Posted at: 12/03/2012 8:59 PM
Updated at: 12/03/2012 10:21 PM
By: Dietrich Nissen
(ABC 6 News) -- If you're in Rochester between 4 p.m. and 7:30 a.m., you may see random flashes of light and hear loud squawking noises.
Don't worry as that's just a few teams of U.S. Department of Agriculture biologists trying to drive out the thousands of crows in the city. It's been almost a year since the city spent money to tackle the crow problem head on and now it's round two.
Ask pretty much anyone living in Rochester and they'll tell you the crows have got to go.
"I would sure like to get them back out in the country away from our town," says 50-year resident, Helen Prasil.
"They're kind of gross if you ask me," says local business employee, Dan Forliti. "I say get rid of them whichever way you can."
After last year's dismal results, not many are confident these new teams will succeed.
"Probably for a while they were a little effective.

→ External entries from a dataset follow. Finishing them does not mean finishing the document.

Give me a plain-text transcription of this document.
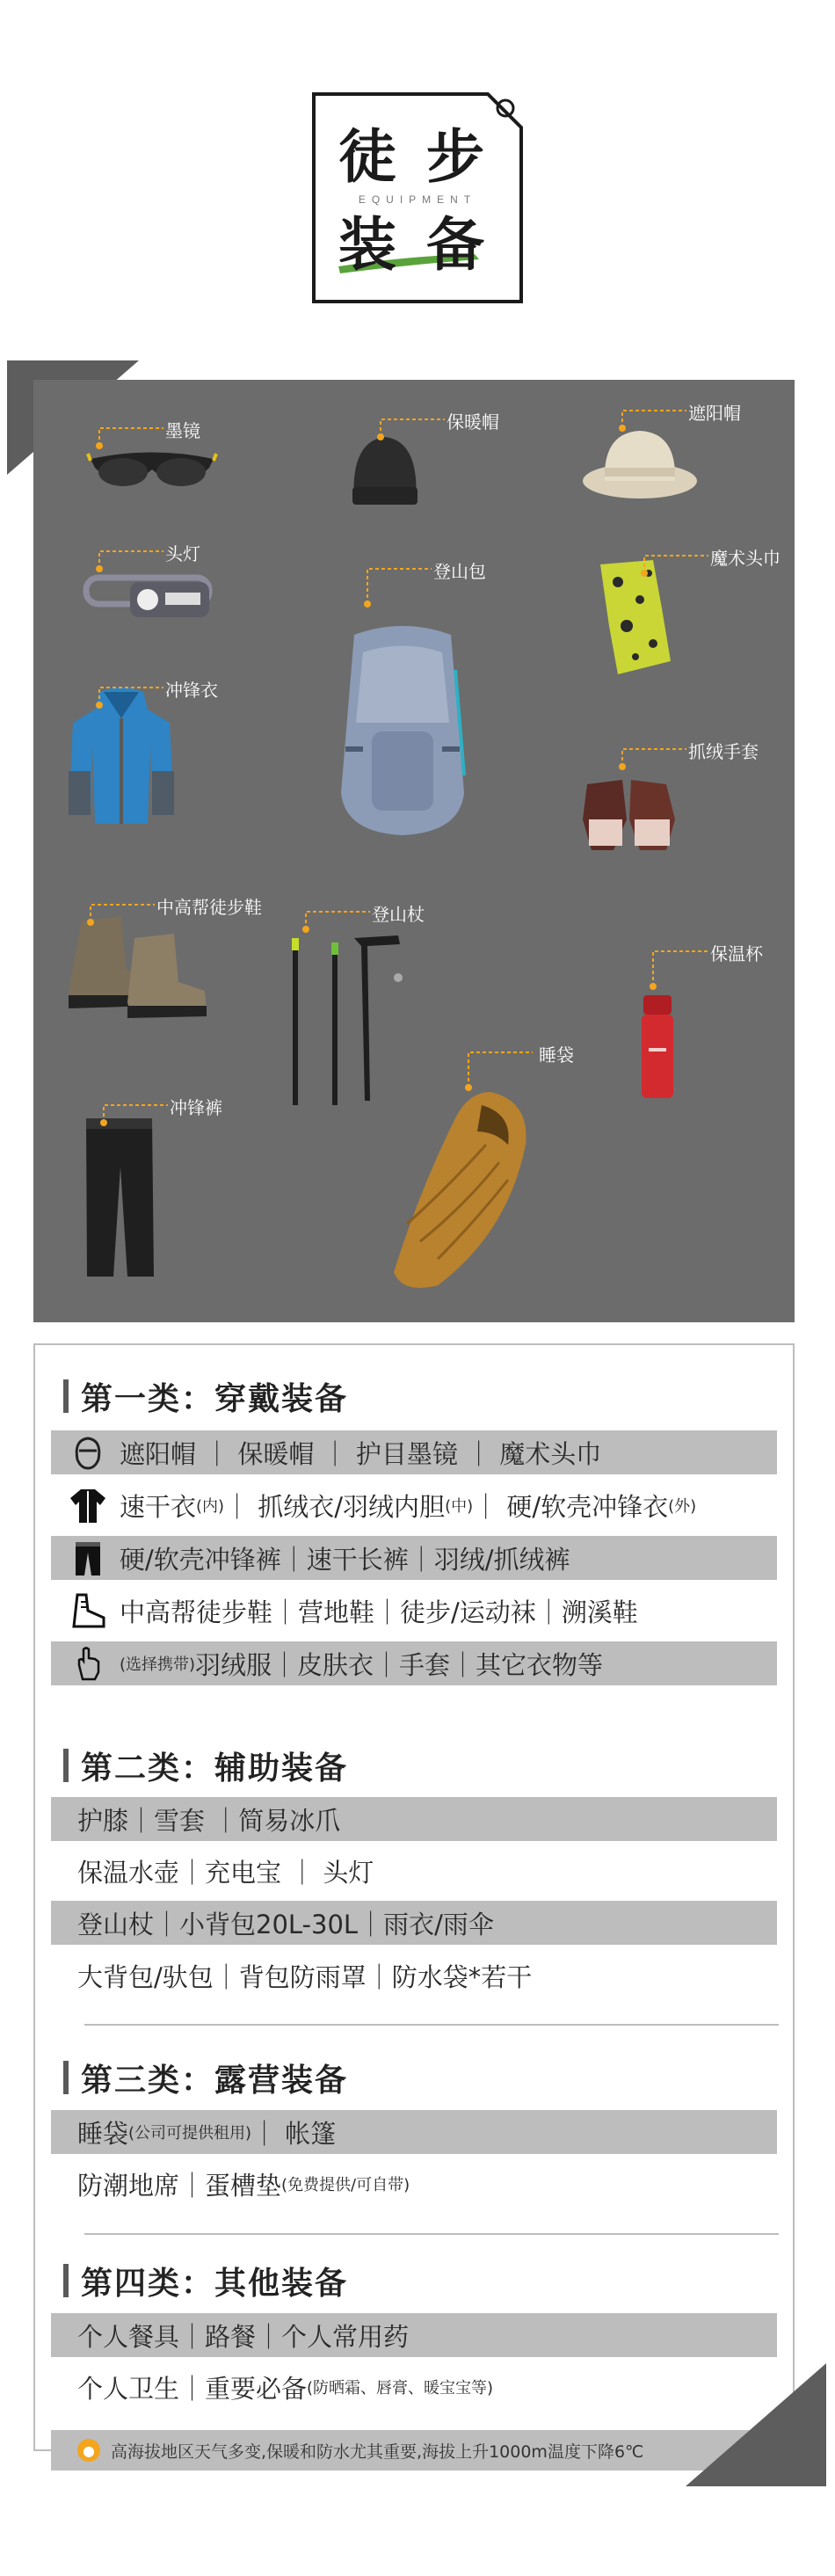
徒 步
EQUIPMENT
装 备
墨镜
头灯
冲锋衣
中高帮徒步鞋
冲锋裤
保暖帽
登山包
登山杖
睡袋
遮阳帽
魔术头巾
抓绒手套
保温杯
第一类：穿戴装备
遮阳帽 ｜ 保暖帽 ｜ 护目墨镜 ｜ 魔术头巾
速干衣 (内) ｜ 抓绒衣/羽绒内胆 (中) ｜ 硬/软壳冲锋衣 (外)
硬/软壳冲锋裤｜速干长裤｜羽绒/抓绒裤
中高帮徒步鞋｜营地鞋｜徒步/运动袜｜溯溪鞋
(选择携带) 羽绒服｜皮肤衣｜手套｜其它衣物等
第二类：辅助装备
护膝｜雪套 ｜简易冰爪
保温水壶｜充电宝 ｜ 头灯
登山杖｜小背包20L-30L｜雨衣/雨伞
大背包/驮包｜背包防雨罩｜防水袋*若干
第三类：露营装备
睡袋 (公司可提供租用) ｜ 帐篷
防潮地席｜蛋槽垫 (免费提供/可自带)
第四类：其他装备
个人餐具｜路餐｜个人常用药
个人卫生｜重要必备 (防晒霜、唇膏、暖宝宝等)
● 高海拔地区天气多变,保暖和防水尤其重要,海拔上升1000m温度下降6℃
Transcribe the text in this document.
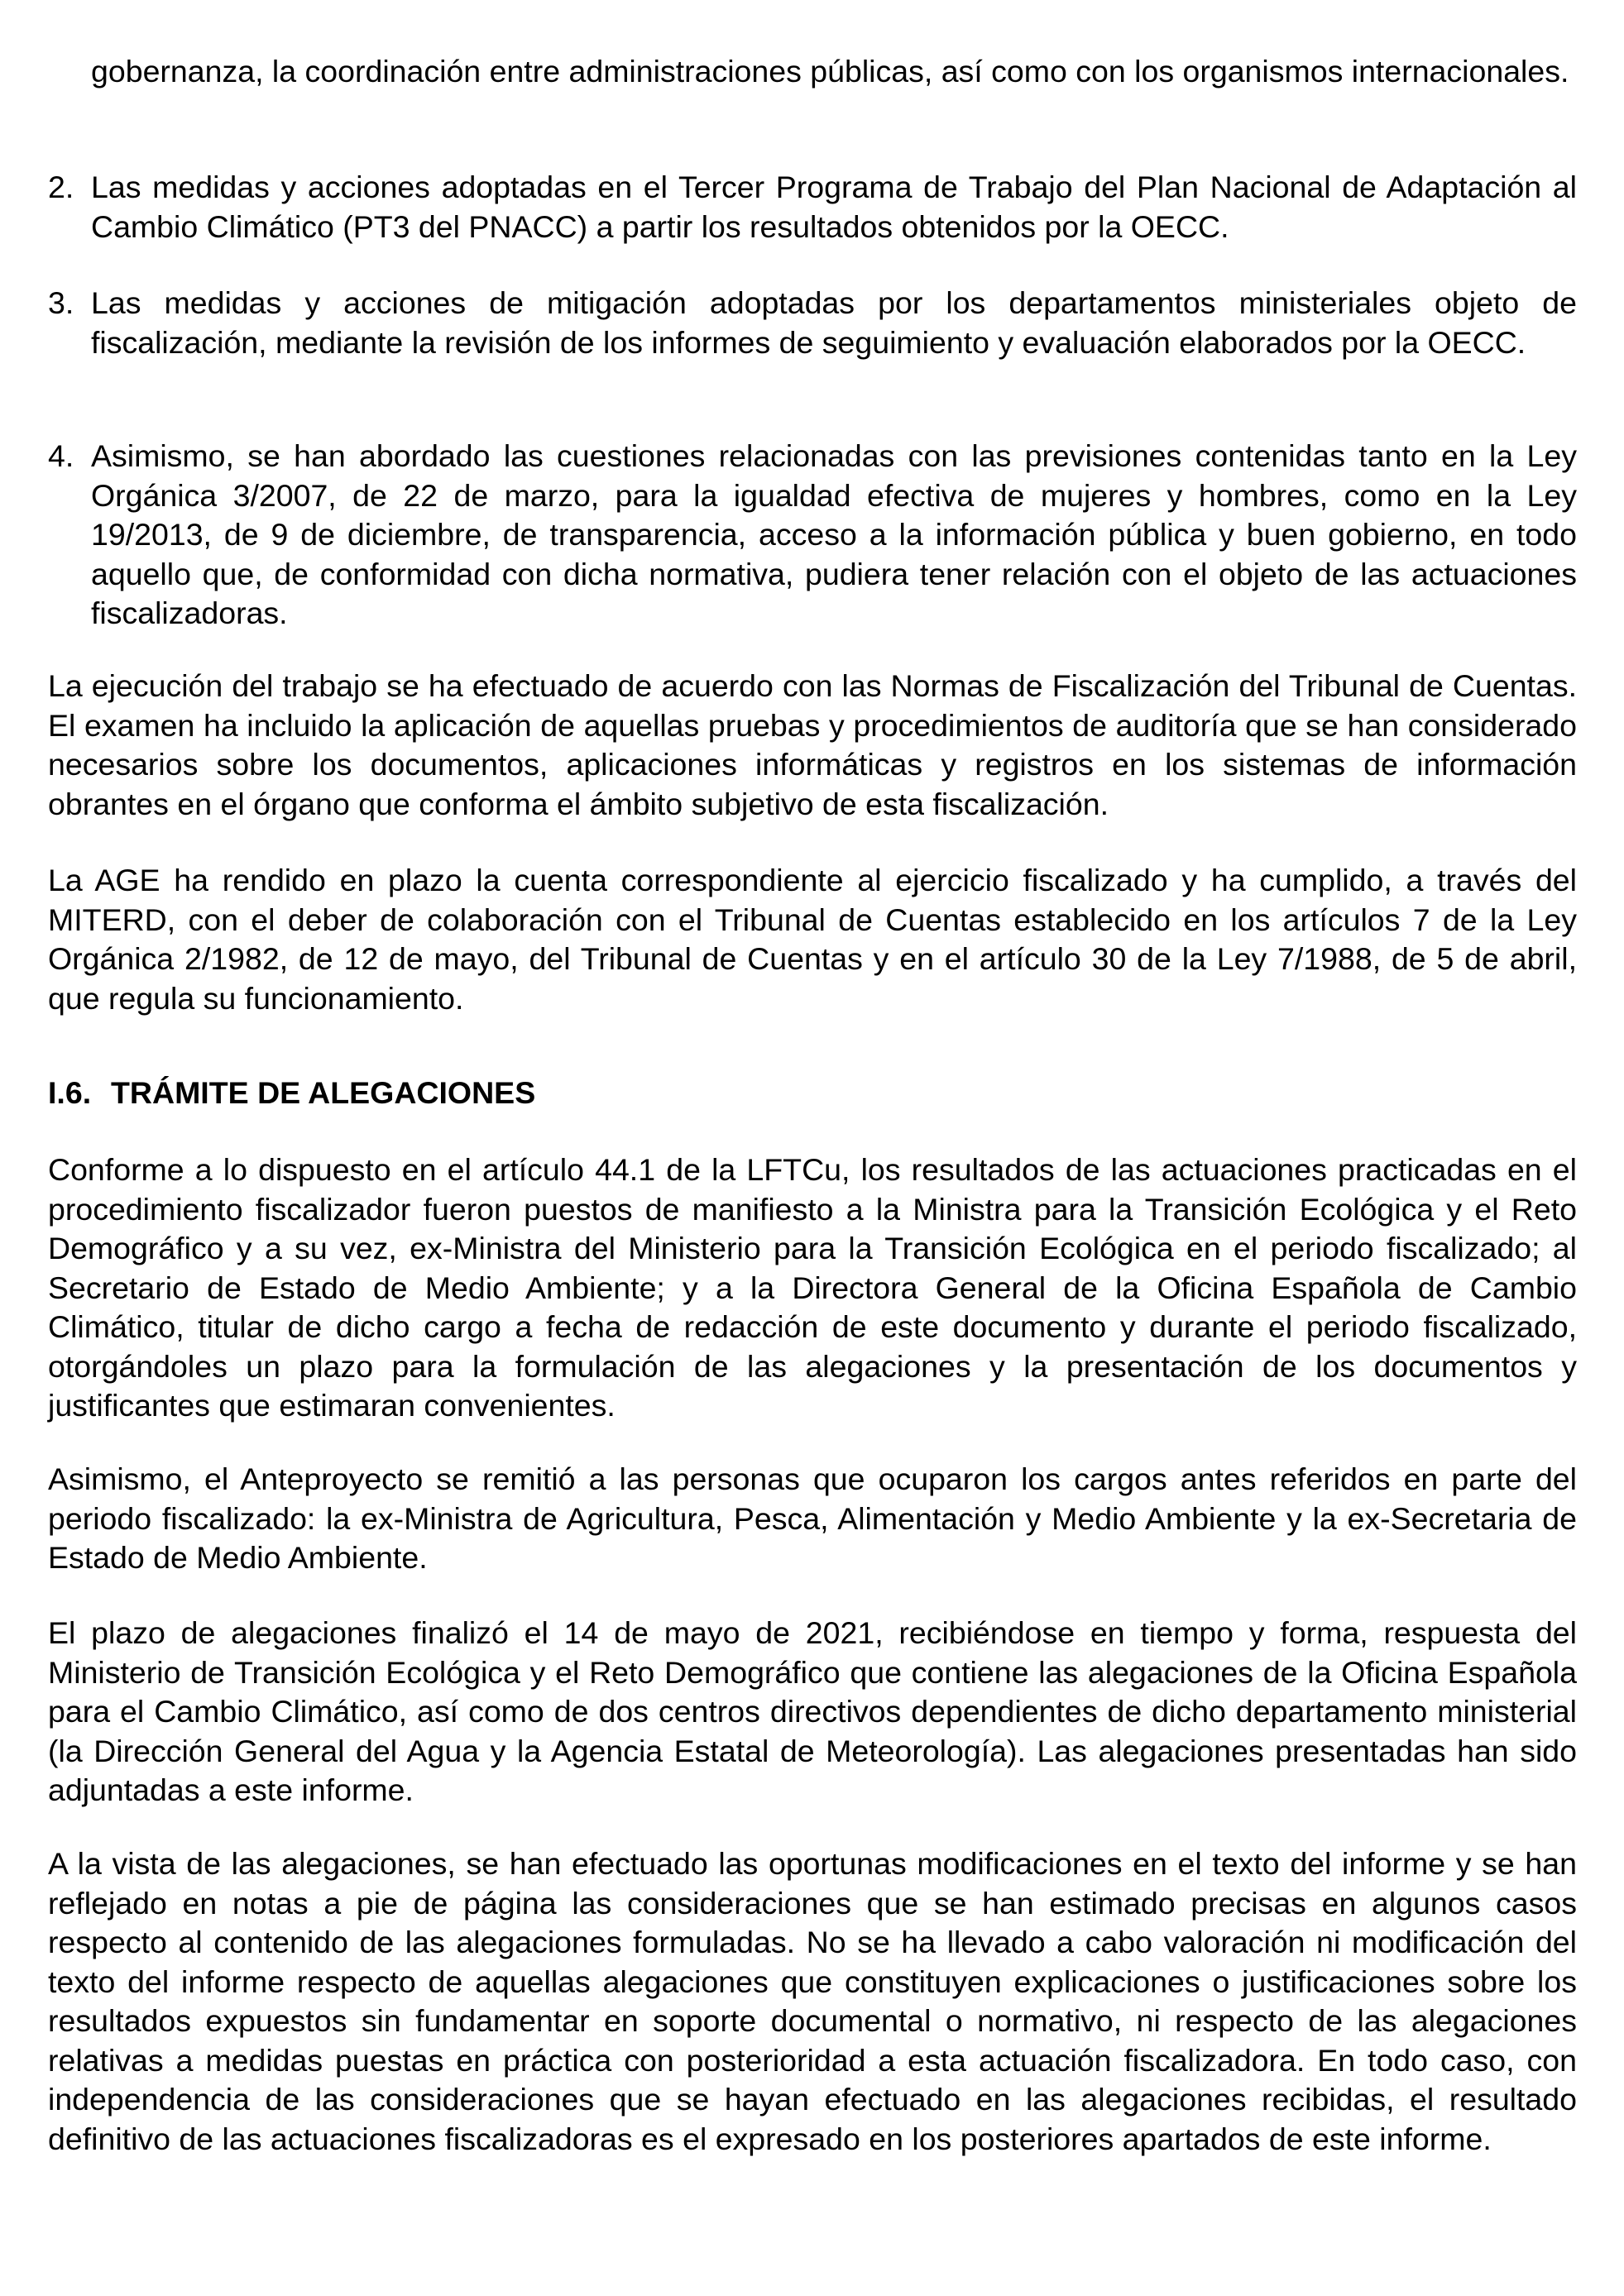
gobernanza, la coordinación entre administraciones públicas, así como con los organismos internacionales.
2. Las medidas y acciones adoptadas en el Tercer Programa de Trabajo del Plan Nacional de Adaptación al Cambio Climático (PT3 del PNACC) a partir los resultados obtenidos por la OECC.
3. Las medidas y acciones de mitigación adoptadas por los departamentos ministeriales objeto de fiscalización, mediante la revisión de los informes de seguimiento y evaluación elaborados por la OECC.
4. Asimismo, se han abordado las cuestiones relacionadas con las previsiones contenidas tanto en la Ley Orgánica 3/2007, de 22 de marzo, para la igualdad efectiva de mujeres y hombres, como en la Ley 19/2013, de 9 de diciembre, de transparencia, acceso a la información pública y buen gobierno, en todo aquello que, de conformidad con dicha normativa, pudiera tener relación con el objeto de las actuaciones fiscalizadoras.
La ejecución del trabajo se ha efectuado de acuerdo con las Normas de Fiscalización del Tribunal de Cuentas. El examen ha incluido la aplicación de aquellas pruebas y procedimientos de auditoría que se han considerado necesarios sobre los documentos, aplicaciones informáticas y registros en los sistemas de información obrantes en el órgano que conforma el ámbito subjetivo de esta fiscalización.
La AGE ha rendido en plazo la cuenta correspondiente al ejercicio fiscalizado y ha cumplido, a través del MITERD, con el deber de colaboración con el Tribunal de Cuentas establecido en los artículos 7 de la Ley Orgánica 2/1982, de 12 de mayo, del Tribunal de Cuentas y en el artículo 30 de la Ley 7/1988, de 5 de abril, que regula su funcionamiento.
I.6. TRÁMITE DE ALEGACIONES
Conforme a lo dispuesto en el artículo 44.1 de la LFTCu, los resultados de las actuaciones practicadas en el procedimiento fiscalizador fueron puestos de manifiesto a la Ministra para la Transición Ecológica y el Reto Demográfico y a su vez, ex-Ministra del Ministerio para la Transición Ecológica en el periodo fiscalizado; al Secretario de Estado de Medio Ambiente; y a la Directora General de la Oficina Española de Cambio Climático, titular de dicho cargo a fecha de redacción de este documento y durante el periodo fiscalizado, otorgándoles un plazo para la formulación de las alegaciones y la presentación de los documentos y justificantes que estimaran convenientes.
Asimismo, el Anteproyecto se remitió a las personas que ocuparon los cargos antes referidos en parte del periodo fiscalizado: la ex-Ministra de Agricultura, Pesca, Alimentación y Medio Ambiente y la ex-Secretaria de Estado de Medio Ambiente.
El plazo de alegaciones finalizó el 14 de mayo de 2021, recibiéndose en tiempo y forma, respuesta del Ministerio de Transición Ecológica y el Reto Demográfico que contiene las alegaciones de la Oficina Española para el Cambio Climático, así como de dos centros directivos dependientes de dicho departamento ministerial (la Dirección General del Agua y la Agencia Estatal de Meteorología). Las alegaciones presentadas han sido adjuntadas a este informe.
A la vista de las alegaciones, se han efectuado las oportunas modificaciones en el texto del informe y se han reflejado en notas a pie de página las consideraciones que se han estimado precisas en algunos casos respecto al contenido de las alegaciones formuladas. No se ha llevado a cabo valoración ni modificación del texto del informe respecto de aquellas alegaciones que constituyen explicaciones o justificaciones sobre los resultados expuestos sin fundamentar en soporte documental o normativo, ni respecto de las alegaciones relativas a medidas puestas en práctica con posterioridad a esta actuación fiscalizadora. En todo caso, con independencia de las consideraciones que se hayan efectuado en las alegaciones recibidas, el resultado definitivo de las actuaciones fiscalizadoras es el expresado en los posteriores apartados de este informe.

But I mean, you can see now that it's- they're back in full force so I'm not sure that was the answer," says Forliti.
The latest group of crow fighters consists of eight USDA Wildlife biologists. They’re split up into four teams of two using tactics similar to last year's group. Their equipment includes lights and lasers, discomforting noises, and even, mini-fireworks.
"I don't know it's a problem we're going to solve but I think it's certainly a problem we can reduce," says Rochester’s development administrator, Doug Knott. The city set aside $30,000 dollars for this new team after spending around $25,000 on a private team last year. The difference will be this team's five-day, 14-and-a-half-hour shifts, and their tactics.
"Basically [the other team] stayed in this relatively small area where the main roosts have been. Our intent is after we've dispersed the main roosting sites, we'll follow them to wherever they go and continue to harass, and haze them. We think that'll be a little more effective than what they used last year," says USDA Wildlife Services state director, Gary Nohrenberg. However, Rochester residents remain skeptical suggesting more aggressive methods.
"I don't know if they can shoot nets over them, trap them, send them up in the woods up north..ya know, get rid of them," says Forliti.